Dans le carton qu’elle récupère, rempli des centaines de photos que l’infirmière avait volées, Cynthia en retrouve seize glissées dans une enveloppe de papier kraft, sur laquelle Viviane a écrit au feutre bleu: “Pour le livre de Renji”. Il paraît raisonnable de penser que c’est bien Viviane qui les a choisies et glissées dans l’enveloppe, mais comment savoir s’il n’y en avait pas d'autres, que l’infirmière avait sorties de l’enveloppe pour les regarder à la loupe, pour se laisser envoûter par elles, et qui étaient à présent dispersées dans le fouillis de celles que Viviane n'avait pas retenues.

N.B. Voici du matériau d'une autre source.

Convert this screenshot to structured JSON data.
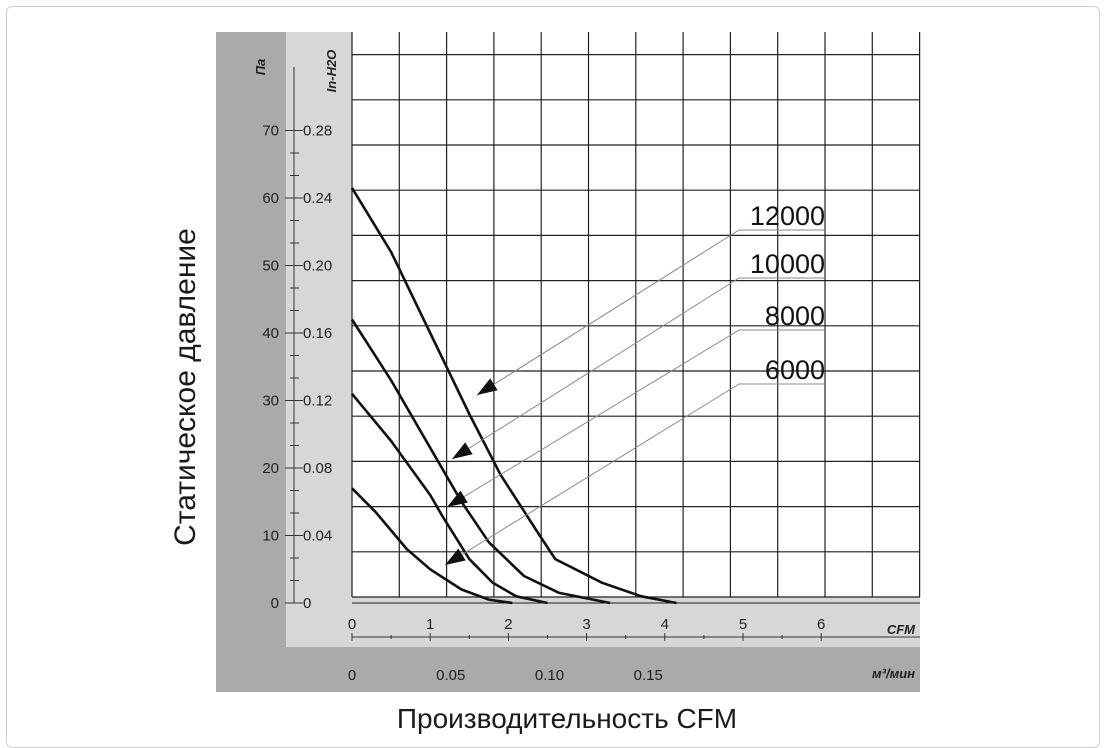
{
  "chart_data": {
    "type": "line",
    "ylabel": "Статическое давление",
    "xlabel": "Производительность CFM",
    "y_axis_pa": {
      "unit": "Па",
      "ticks": [
        "70",
        "60",
        "50",
        "40",
        "30",
        "20",
        "10",
        "0"
      ],
      "values": [
        70,
        60,
        50,
        40,
        30,
        20,
        10,
        0
      ]
    },
    "y_axis_inh2o": {
      "unit": "In-H2O",
      "ticks": [
        "0.28",
        "0.24",
        "0.20",
        "0.16",
        "0.12",
        "0.08",
        "0.04",
        "0"
      ],
      "values": [
        0.28,
        0.24,
        0.2,
        0.16,
        0.12,
        0.08,
        0.04,
        0
      ]
    },
    "x_axis_cfm": {
      "unit": "CFM",
      "ticks": [
        "0",
        "1",
        "2",
        "3",
        "4",
        "5",
        "6"
      ],
      "values": [
        0,
        1,
        2,
        3,
        4,
        5,
        6
      ]
    },
    "x_axis_m3min": {
      "unit": "м³/мин",
      "ticks": [
        "0",
        "0.05",
        "0.10",
        "0.15"
      ],
      "values": [
        0,
        0.05,
        0.1,
        0.15
      ]
    },
    "xlim_cfm": [
      0,
      7
    ],
    "ylim_pa": [
      0,
      80
    ],
    "grid": true,
    "series": [
      {
        "name": "12000",
        "points": [
          [
            0,
            61.5
          ],
          [
            0.5,
            52
          ],
          [
            1,
            40
          ],
          [
            1.5,
            28
          ],
          [
            1.9,
            19
          ],
          [
            2.4,
            10
          ],
          [
            2.6,
            6.5
          ],
          [
            3.2,
            3
          ],
          [
            3.7,
            1
          ],
          [
            4.15,
            0
          ]
        ]
      },
      {
        "name": "10000",
        "points": [
          [
            0,
            42
          ],
          [
            0.5,
            33
          ],
          [
            1,
            23
          ],
          [
            1.4,
            15
          ],
          [
            1.75,
            9
          ],
          [
            2.2,
            4
          ],
          [
            2.65,
            1.5
          ],
          [
            3.3,
            0
          ]
        ]
      },
      {
        "name": "8000",
        "points": [
          [
            0,
            31
          ],
          [
            0.5,
            24
          ],
          [
            1,
            16
          ],
          [
            1.15,
            13
          ],
          [
            1.5,
            6.5
          ],
          [
            1.8,
            3
          ],
          [
            2.1,
            1
          ],
          [
            2.5,
            0
          ]
        ]
      },
      {
        "name": "6000",
        "points": [
          [
            0,
            17
          ],
          [
            0.3,
            13.5
          ],
          [
            0.7,
            8
          ],
          [
            1,
            5
          ],
          [
            1.4,
            2
          ],
          [
            1.75,
            0.5
          ],
          [
            2.05,
            0
          ]
        ]
      }
    ],
    "labels": [
      "12000",
      "10000",
      "8000",
      "6000"
    ]
  }
}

Renji prend l'avion pour assister à l’enterrement qui a lieu le matin, au cimetière de Caucade. Puis, après l’enterrement, Cynthia, Daniel et lui se retrouvent à l’appartement de la rue Verdi, où ils vont passer toute la journée et une partie de la nuit suivante à choisir les photos qui manquent pour le projet de livre, et à échanger des souvenirs concernant la défunte. Cynthia invitera Renji, avant qu'il ne reparte, à choisir parmi les vêtements qui appartenaient à Viviane et dont elle avait rempli un vieux semainier bancal, qu'elle avait fait transporter de Paris à Nice, saucissonné par des cordes épaisses pour ne pas qu'il se disloque, un peu comme un corps humain soumis au rituel du bondage, et qui était près de son lit.
Mais je vais trop vite, j’ai sauté des étapes, il faut que je revienne en arrière.